L’esprit des jardins médiévaux convient très bien aux aromatiques. Soulignés de bois ou de plessis, implantés dans le jardin ou incrustés dans une cour, des carrés de 1 m à 1,30 m permettent la plantation d’une gamme diversifiée, utile pour la cuisine et pour stimuler notre santé. L’atout des carrés est aussi de transformer le moindre espace en lieu d’agrément.

Ils s’implantent directement dans le sol si vous avez une terre arable, facile à jardiner. Dans ce cas, commencez par tracer l’emplacement au sol, grelinez puis désherbez soigneusement avant de poser des bordures en bois, en pierre ou en métal. Si votre sol est trop lourd, argileux, vous pouvez en rehausser le niveau avec une terre plus légère, en incorporant des cailloux pour la drainer ; s’il est trop pauvre pour accueillir des plantes gourmandes, amendez‑le à l’aide de compost très mûr.

Améliorer la nature du sol permet d’introduire une gamme de plantes plus variée : on peut par exemple créer un carré pour des plantes de milieux plus secs ou plus humides, en variant les substrats. Une fois la plantation faite, l’entretien des carrés se révèle extrêmement plaisant s’il est réalisé régulièrement ; c’est même la phase de décompression idéale après une journée de travail !

PLANTATION

On peut jouer sur différents thèmes, selon l’emplacement des carrés. Par exemple, on peut décider d’installer près de la cuisine les plantes aromatiques indispensables, qu’elles soient culinaires ou utilisées pour les tisanes et les boissons :

  • à exposition ensoleillée, on opte pour les méditerranéennes – calament (thé d’Aubrac), lavande, hélichryse, romarin, sarriette, thym, hysope, origan, serpolet et toute la gamme des sauges. Plantées dans des espaces surexposés, brûlants, elles présentent l’avantage de diminuer l’effet de réverbération et de surchauffe par la simple présence de leur feuillage ;
  • au soleil, en terre humifère, restant un peu fraîche l’été, on pense aux espèces moins courantes comme la monarde, les agastaches, mais aussi la verveine ;
  • à mi‑ombre, c’est le meilleur endroit pour cultiver les basilics qui souffrent du réchauffement climatique et ne supportent plus la canicule estivale. On y installe aussi le persil, la ciboulette, l’oseille, la mélisse ;
  • au nord, on s’offrira celles de la mi‑ombre, complétées par la luxuriance des bouquets de menthe et d’estragon.

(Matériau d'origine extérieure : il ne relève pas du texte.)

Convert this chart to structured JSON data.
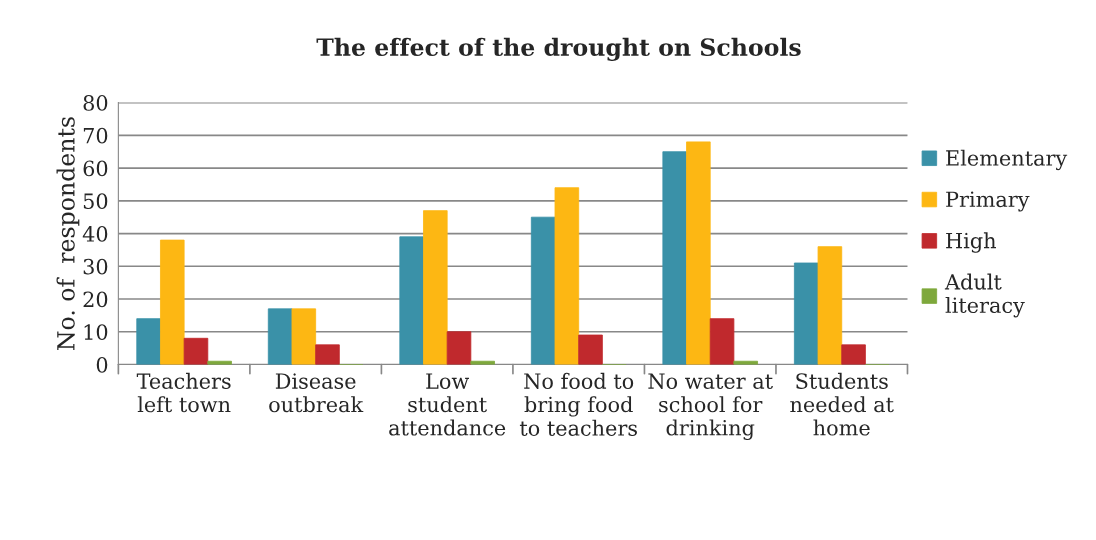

On peut aussi choisir d’organiser des carrés selon les parfums. Sous les fenêtres, on favorisera les associations odorantes : hysope, lavandes, romarin, hélichryse et agastaches diffuseront leurs parfums jusque dans la maison. Près de la porte d’entrée ou le long des allées, les aromatiques comme le fenouil, l’hélichryse ou les menthes se laissent froisser ou caresser, pour une promenade olfactive.

ENTRETIEN

Ces carrés s’entretiennent sans difficulté et les espèces vivaces perdurent de nombreuses années. Procédez aux cueillettes régulièrement pour stimuler la repousse et n’hésitez pas à retailler les espèces à la croissance rapide (fenouil, basilic, agastache cana, sauge) et les fleurs fanées. En fin d’hiver, coupez les parties desséchées, arrachez les annuelles. Faites un léger binage, un surfaçage de compost suivi d’un paillage.

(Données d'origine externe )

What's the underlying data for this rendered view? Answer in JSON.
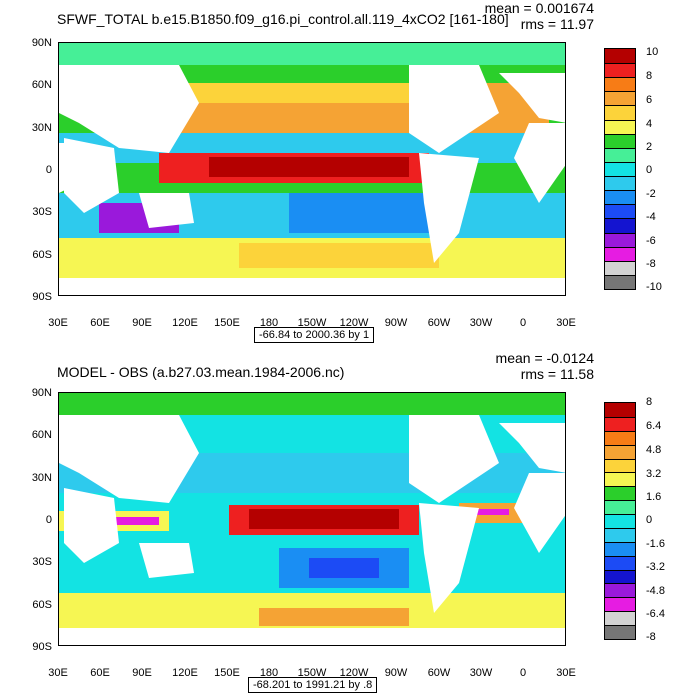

Les annuelles, comme le basilic et la périlla, sont remplacées en mai par de nouveaux plants. Le persil et le cerfeuil peuvent être ressemés, mais on peut aussi acheter de nouveaux pieds. Une astuce : les laisser grainer et se ressemer spontanément sur place en secouant les ombelles ici et là, dès qu’elles sont mûres.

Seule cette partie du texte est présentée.